Morning tea was had at a quaint tea and coffee shop housed in GI's town hall building (pictured above). And, it was a delightful bargain! The special of the day was home-made poppy seed cake (with cream, of course) and a mug of tasty coffee for the princely sum of just seven bucks.

But, the best part of the stop-over at GI was the opportunity it provided to catch up with the "news" of the day according to a couple of cockies who sat at the table next door. I didn't mean to eavesdrop, but the cockies were yarning at a level that was way off the decibel register and their topic of the day was The Merits of Snakes in Australia.

Cocky 1 remarked that snakes were on the move again on his property and that was a sure sign things were beginning to warm up and that spring wasn't far off. Me thinks, should I tell him that it starts on Wednesday? Nah, I'll keep my big trap shut.

Cockie 2 responded, "Ya know, I reckon the best thing about snakes, especially red-belly black ones, is that they make great belts."

Considering the girth of Cockie 2, I reckon he'd need at least half a dozen of the poor b*ggers to successfully complete a circumnavigation around his waist.

Then, off to Guyra. And it, too, didn't disappoint.

First thoughts were that Guyra's central business district was far too quiet and not much should be expected of the small township where I had the misfortune to get stuck on a number of occasions when hitch hiking to the university city to its south and had to cuddle up in makeshift sleeping arrangements and await a next new day before resuming my journeys.

Memories of lazy, biting, bitterly cold winds that went straight through you rather than do the proper thing and blow around you were in the distant past. The day was marked by a few low, ground-hugging clouds (typical of the tablelands) but for the most part it was a gorgeous sunny day with, I suspect, the mercury hovering around the low double digits.

Then, off to Armidale.

A couple of hours were spent exploring the township and the grounds of UNE.

First impressions of the city's CBD gained in the mid afternoon were confirmed via a second site inspection in the early evening ... the mall area is a disaster. Pedestrian traffic in daylight hours was almost non existent - there were very few signs of any post stimulus spending activity to be seen, although good tucker and coffee was had at an establishment a few doors to east of the NAB in Beardy Street.

Dinner was had at a newishly refurbished eatery and watering hole known as the Whitebull Hotel in Marsh Street - in its previous life is was a bl**d house called the Club Hotel. The food was 5-star, the staff were most pleasant and a local vino Peterson's Dangar Shiraz was exceptional (pity about the hotel's wine list describing it as a Danger Shiraz).

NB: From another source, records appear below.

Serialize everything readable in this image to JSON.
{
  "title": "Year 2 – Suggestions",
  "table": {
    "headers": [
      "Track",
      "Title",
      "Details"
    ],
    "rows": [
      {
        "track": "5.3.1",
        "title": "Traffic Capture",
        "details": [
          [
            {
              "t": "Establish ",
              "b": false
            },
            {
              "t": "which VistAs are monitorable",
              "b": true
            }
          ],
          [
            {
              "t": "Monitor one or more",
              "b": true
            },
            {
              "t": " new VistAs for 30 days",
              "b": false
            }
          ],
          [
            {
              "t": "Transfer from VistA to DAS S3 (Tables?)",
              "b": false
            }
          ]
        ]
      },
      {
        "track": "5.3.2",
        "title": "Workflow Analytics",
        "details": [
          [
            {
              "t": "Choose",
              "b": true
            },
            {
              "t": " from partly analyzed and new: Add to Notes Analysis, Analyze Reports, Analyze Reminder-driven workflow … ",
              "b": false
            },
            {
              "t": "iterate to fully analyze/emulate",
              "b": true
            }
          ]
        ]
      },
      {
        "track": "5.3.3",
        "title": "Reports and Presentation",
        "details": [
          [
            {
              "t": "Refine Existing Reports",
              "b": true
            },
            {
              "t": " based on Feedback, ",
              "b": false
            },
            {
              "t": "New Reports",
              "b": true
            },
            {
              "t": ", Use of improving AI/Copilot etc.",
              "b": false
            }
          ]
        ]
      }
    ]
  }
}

Again, it was impossible to avoid hearing the conversations of a group of diners at the next table. The group, who were well heeled and showed no signs of being short of a quid expressed hopes their local federal MP Tony Windsor and his maverick mates would saddle up with Ms Gillard's team - they reckon the stimulus $$$$s made a heck of a difference to their local economy and without it things in the commercial world around the area would indeed have been very ugly. I was in no mood to disappoint them and tell them I reckon it's a done deal - in my mind the three stooges have already crossed the rubicon and it's just a matter of time while they wait for the ink to dry on the memorandum of understanding they've signed up to with Mr Rabbit et al.